Lombardo et al. (2010) used functional magnetic resonance imaging (fMRI) and scanned adult males with autism and IQ-matched normal males while they made reflective mental or physical judgments about themselves or the about the Queen of England. Autistic males demonstrated dysfunctional neural responses in brain areas where self-information is processed and not in brain areas corresponding to other person references. Furthermore, the degree of this neural self/other difference was strongly related to the magnitude of early childhood social impairment observed in the subjects with autism, such that greater earlier social impairments were associated with greater atypical neural patterns. These findings were believed to suggest that this atypical organization of neural circuitry that specifically codes for self-referenced information may be an important mechanism in understanding the impairments observed in autism.

These studies and others support three out of the four hypothesis put forth by Williams, Whiten, Suddendorf, and Perrett, (2001) regarding the notion that autistic people display deficits with the functioning of the mirror neurons in the brain. The fourth hypothesis regarding the difficulties with visual-auditory integration as being related to autism was not totally supported. In addition, recently Dinstein et al. (2010) found that individuals with autism displayed normal mirror neuron activation when observing and copying hand movements from other people. Their findings are at odds with the notion that mirror neuron deficits underlie the autism spectrum disorders.

Conclusions

More research would be needed to determine why these areas of the brain are different in autism and despite the connection between mirror neuron dysfunction and autism the findings are currently only tentative as suggested by Dinstein et al. Recall also that the mirror neuron system is not the only brain system that is associated with imitation, reflection, and the development of social skills. It still remains to be seen how mirror neurons in the brain and their functioning are related to many of the other characteristics of autism and how they relate to other brain areas that contribute to this disorder.

References

Dawson, G., Toth, K., Abbott, R., Osterling, J., Munson, J., Estes, A., & Liaw, J. (2004). Early Social Attention Impairments in Autism: Social Orienting, Joint Attention, and Attention to Distress. Developmental Psychology, 40, (2), 271–283.

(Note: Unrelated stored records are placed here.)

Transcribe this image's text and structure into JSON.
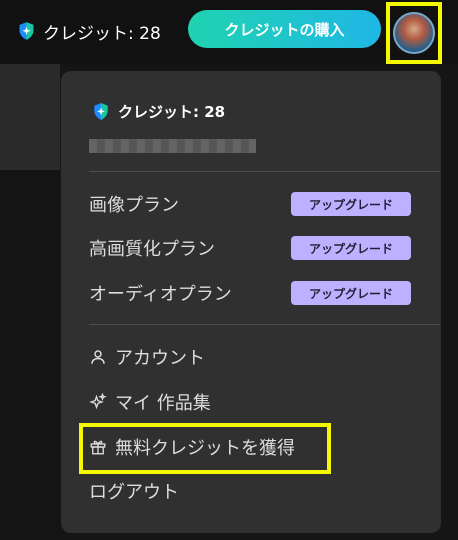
{
  "topbar": {
    "credit_label": "クレジット: 28",
    "buy_button": "クレジットの購入"
  },
  "menu": {
    "credit_label": "クレジット: 28",
    "plans": [
      {
        "label": "画像プラン",
        "badge": "アップグレード"
      },
      {
        "label": "高画質化プラン",
        "badge": "アップグレード"
      },
      {
        "label": "オーディオプラン",
        "badge": "アップグレード"
      }
    ],
    "items": {
      "account": "アカウント",
      "works": "マイ 作品集",
      "free_credits": "無料クレジットを獲得",
      "logout": "ログアウト"
    }
  },
  "colors": {
    "accent_gradient_start": "#20d3b0",
    "accent_gradient_end": "#1fb7e6",
    "badge_bg": "#bdb1ff",
    "highlight": "#f4f800"
  },
  "icons": [
    "shield-icon",
    "user-icon",
    "sparkle-icon",
    "gift-icon"
  ]
}
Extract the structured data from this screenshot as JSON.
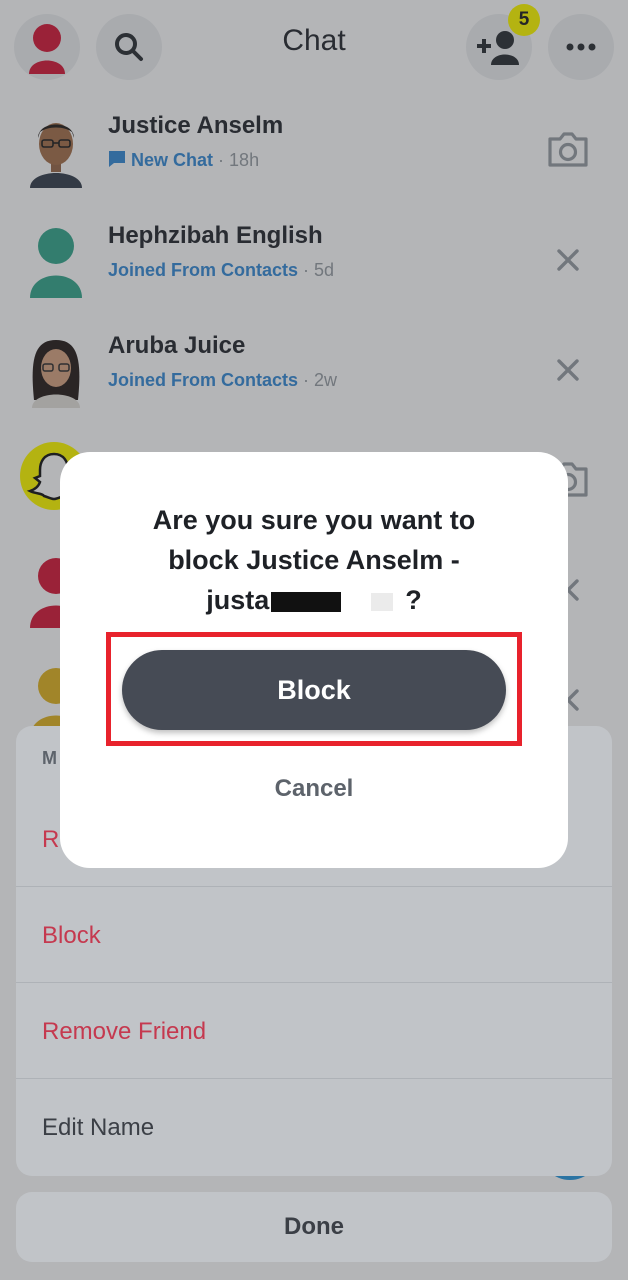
{
  "header": {
    "title": "Chat",
    "friend_requests_badge": "5"
  },
  "chats": [
    {
      "name": "Justice Anselm",
      "status": "New Chat",
      "time": "18h",
      "status_color": "#3b8ed8"
    },
    {
      "name": "Hephzibah English",
      "status": "Joined From Contacts",
      "time": "5d",
      "status_color": "#3b8ed8"
    },
    {
      "name": "Aruba Juice",
      "status": "Joined From Contacts",
      "time": "2w",
      "status_color": "#3b8ed8"
    }
  ],
  "sheet": {
    "header_partial": "M",
    "item_partial": "R",
    "block": "Block",
    "remove_friend": "Remove Friend",
    "edit_name": "Edit Name",
    "done": "Done"
  },
  "modal": {
    "line1": "Are you sure you want to",
    "line2": "block Justice Anselm -",
    "username_visible": "justa",
    "question_mark": "?",
    "block_button": "Block",
    "cancel_button": "Cancel"
  },
  "colors": {
    "destructive": "#c5394f",
    "highlight": "#e8222c",
    "primary_button": "#464b55",
    "snapchat_yellow": "#fffc00"
  }
}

Dinstein, I., Thomas, C, Humphreys, K., Minshew, N., Behrmann,M., & Heeger, D.J. (2010). Normal Movement Selectivity in Autism. Neuron, 66 (3), 461-469.

Hadjikhani, N., Joseph, R.M., Snyder, J., & Tager-Flusberg, H. (2006). Anatomical Differences in the Mirror Neuron System and Social Cognition Network in Autism. Cerebral Cortex, 16, 1276-1282.

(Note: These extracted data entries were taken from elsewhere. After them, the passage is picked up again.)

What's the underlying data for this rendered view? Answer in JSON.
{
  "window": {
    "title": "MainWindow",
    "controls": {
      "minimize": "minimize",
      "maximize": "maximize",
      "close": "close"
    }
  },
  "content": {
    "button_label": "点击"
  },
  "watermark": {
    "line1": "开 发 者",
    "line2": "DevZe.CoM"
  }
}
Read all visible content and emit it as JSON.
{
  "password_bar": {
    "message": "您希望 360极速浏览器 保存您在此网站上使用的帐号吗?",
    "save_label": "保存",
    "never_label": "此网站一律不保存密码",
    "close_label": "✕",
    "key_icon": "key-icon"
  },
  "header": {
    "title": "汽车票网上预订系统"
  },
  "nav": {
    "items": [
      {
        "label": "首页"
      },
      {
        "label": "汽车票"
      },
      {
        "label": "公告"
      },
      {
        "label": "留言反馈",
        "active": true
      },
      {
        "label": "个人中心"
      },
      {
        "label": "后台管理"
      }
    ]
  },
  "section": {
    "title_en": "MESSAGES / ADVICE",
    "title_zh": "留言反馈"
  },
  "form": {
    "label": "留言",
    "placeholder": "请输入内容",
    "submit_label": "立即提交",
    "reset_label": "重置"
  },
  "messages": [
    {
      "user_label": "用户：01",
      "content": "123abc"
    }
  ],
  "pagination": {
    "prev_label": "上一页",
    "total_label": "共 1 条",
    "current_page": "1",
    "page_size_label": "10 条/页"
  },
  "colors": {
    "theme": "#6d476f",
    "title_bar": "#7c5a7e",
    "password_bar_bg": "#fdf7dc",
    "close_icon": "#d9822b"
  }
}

Kanner L (1949). Problems of nosology and psychodynamics in early childhood autism. American Journal of Orthopsychiatry, 19 (3), 416–426.

Lombardo, M. V., Chakrabarti, B., Bullmore, E.T., Sadek, S.A., Pasco, G., Wheelwright, S. J., Suckling, J., & Baron-Cohen, S. (2010). Atypical Neural Self-Representation in Autism. Brain, 133 (2), 611-624.

Receveur, C., Lenoir, P., Desombre, H., Roux, S., Barthelemy, C., & Malvy, J. (2005). Interaction and imitation deficits from infancy to 4 years of age in children with autism: a pilot study based on videotapes. Autism, 9, (1), 69-82.

Rizzolatti, G. & Craighereo, L. (2004). The mirror neuron system. Annual Review of Neuroscience, 27, 169–192.

Williams, J.H.G., Massaro, D.W., Peel, N.J., Bosseler, A., & Suddendorf, T. (2004). Visual– auditory integration during speech imitation in autism. Research in Developmental Disabilities, 25, 559–575.

Williams, J.H.G., Whiten, A., Suddendorf, T., & Perrett, T.I. (2001). Imitation, mirror neurons and autism. Neuroscience and Biobehavioral Reviews 25, 287-295.